Ce voyageur raconte que , sa qualité de médecin lui ayant fait rendre des services considérables aux insulaires, il obtint d’eux la liberté de visiter leurs cavernes sépulcrales ; spectacle qu’ils n’accordent à personne, et qu’on ne peut se procurer malgré eux sans exposer sa vie au dernier danger. Ils ont une extrême vénération pour les corps de leurs ancêtres, et la curiosité des étrangers passe chez eux pour une profanation. Dans leur petit nombre et leur pauvreté, ils sont si fiers et si jaloux de leurs usages, que le plus vil de leur nation dédaignerait de prendre une Espagnole en mariage. L’auteur, se trouvant donc à Guimar, ville peuplée presque uniquement des descendans des anciens Guanches, eut le crédit de se faire conduire à leurs grottes. Ce sont des lieux anciennement creusés dans les rochers, ou formés par la nature, qui ont plus ou moins de grandeur, suivant la disposition du terrain. Les corps y sont cousus dans des peaux de chèvre avec des courroies de la même matière, et les coutures si égales et si unies, qu’on n’en peut trop admirer l’art. Chaque enveloppe est exactement proportionnée à la grandeur du corps ; mais ce qui cause beaucoup d’admiration, c’est que tous les corps y sont presque entiers. On trouve également dans ceux des deux sexes les yeux, mais fermés, les cheveux, les oreilles, le nez, les dents, les lèvres, la barbe, et jusqu’aux parties naturelles. L’auteur en compta trois ou quatre cents dans différentes grottes, les uns debout, d’autres couchés sur des lits de bois, que les Guanches ont l’art de rendre si dur, qu’il n’y a pas de fer qui puisse le percer.

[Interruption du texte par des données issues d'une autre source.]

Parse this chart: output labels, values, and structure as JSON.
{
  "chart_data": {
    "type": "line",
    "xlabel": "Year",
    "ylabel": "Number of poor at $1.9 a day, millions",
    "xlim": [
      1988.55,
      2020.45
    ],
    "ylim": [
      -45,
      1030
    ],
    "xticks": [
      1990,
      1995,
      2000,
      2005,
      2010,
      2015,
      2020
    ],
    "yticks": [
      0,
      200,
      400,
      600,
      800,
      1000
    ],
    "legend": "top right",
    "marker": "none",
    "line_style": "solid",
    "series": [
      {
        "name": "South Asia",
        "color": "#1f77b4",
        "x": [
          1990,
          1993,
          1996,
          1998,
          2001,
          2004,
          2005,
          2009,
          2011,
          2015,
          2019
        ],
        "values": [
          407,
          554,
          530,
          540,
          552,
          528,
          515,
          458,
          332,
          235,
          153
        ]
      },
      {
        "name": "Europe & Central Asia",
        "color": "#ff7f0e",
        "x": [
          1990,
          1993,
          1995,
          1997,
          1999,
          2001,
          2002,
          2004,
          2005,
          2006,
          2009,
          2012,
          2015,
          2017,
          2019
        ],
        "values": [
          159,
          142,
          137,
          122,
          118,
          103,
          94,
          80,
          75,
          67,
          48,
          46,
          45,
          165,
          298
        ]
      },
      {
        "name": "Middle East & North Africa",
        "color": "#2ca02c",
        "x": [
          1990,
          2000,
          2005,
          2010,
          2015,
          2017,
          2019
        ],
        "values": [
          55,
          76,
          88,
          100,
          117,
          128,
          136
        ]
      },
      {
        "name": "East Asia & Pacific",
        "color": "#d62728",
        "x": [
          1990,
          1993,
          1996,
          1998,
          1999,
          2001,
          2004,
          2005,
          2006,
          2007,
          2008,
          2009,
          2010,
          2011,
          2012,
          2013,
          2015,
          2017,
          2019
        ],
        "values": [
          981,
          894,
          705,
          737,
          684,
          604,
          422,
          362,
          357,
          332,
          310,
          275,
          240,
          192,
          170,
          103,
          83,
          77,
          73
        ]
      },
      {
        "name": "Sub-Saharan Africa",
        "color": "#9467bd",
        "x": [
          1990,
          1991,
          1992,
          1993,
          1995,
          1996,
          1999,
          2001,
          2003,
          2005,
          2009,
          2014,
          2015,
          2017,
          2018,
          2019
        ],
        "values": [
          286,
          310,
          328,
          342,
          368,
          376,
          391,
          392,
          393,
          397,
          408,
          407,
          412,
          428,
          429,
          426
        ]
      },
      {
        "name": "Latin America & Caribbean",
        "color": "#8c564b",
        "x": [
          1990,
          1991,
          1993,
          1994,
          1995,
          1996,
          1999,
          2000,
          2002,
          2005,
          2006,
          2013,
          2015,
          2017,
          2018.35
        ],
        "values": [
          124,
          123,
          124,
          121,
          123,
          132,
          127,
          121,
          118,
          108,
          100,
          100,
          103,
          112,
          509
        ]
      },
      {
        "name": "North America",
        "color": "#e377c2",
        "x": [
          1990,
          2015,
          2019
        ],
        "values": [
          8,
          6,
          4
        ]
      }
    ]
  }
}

Un jour que l’auteur était à prendre des lapins au furet, chasse fort usitée dans l’île de Ténériffe, ce petit animal, qui avait un grelot au cou, le perdit dans un terrier, et disparut lui-méme sans qu’on pût reconnaître ses traces. Un des chasseurs à qui il appartenait, s’étant mis à le chercher au milieu des rocs et des broussailles, découvrit l’entrée d’une grotte des Guanches. Il y entra ; mais sa frayeur se fit connaître aussitôt par ses cris. Il y avait aperçu un cadavre d’une grandeur extraordinaire, dont la tête reposait sur une pierre, les pieds sur une autre, et le corps sur un lit de bois. Le chasseur, devenu plus hardi en se rappelant les idées qu’il avait sur la sépulture des Guanches, coupa une grande pièce de la peau que le mort avait sur l’estomac. L’auteur de cette relation rend témoignage qu’elle était plus douce et plus souple que celle de nos meilleurs gants, et si éloignée de toute sorte de corruption, que le même chasseur l’employa pendant plusieurs années à d’autres usages. Ces cadavres sont aussi légers que la paille. L’auteur, qui en avait vu quelques-uns de brisés, proteste qu’on y distingue les nerfs, les tendons, et même les veines et les artères, qui paraissaient comme autant de petites cordes.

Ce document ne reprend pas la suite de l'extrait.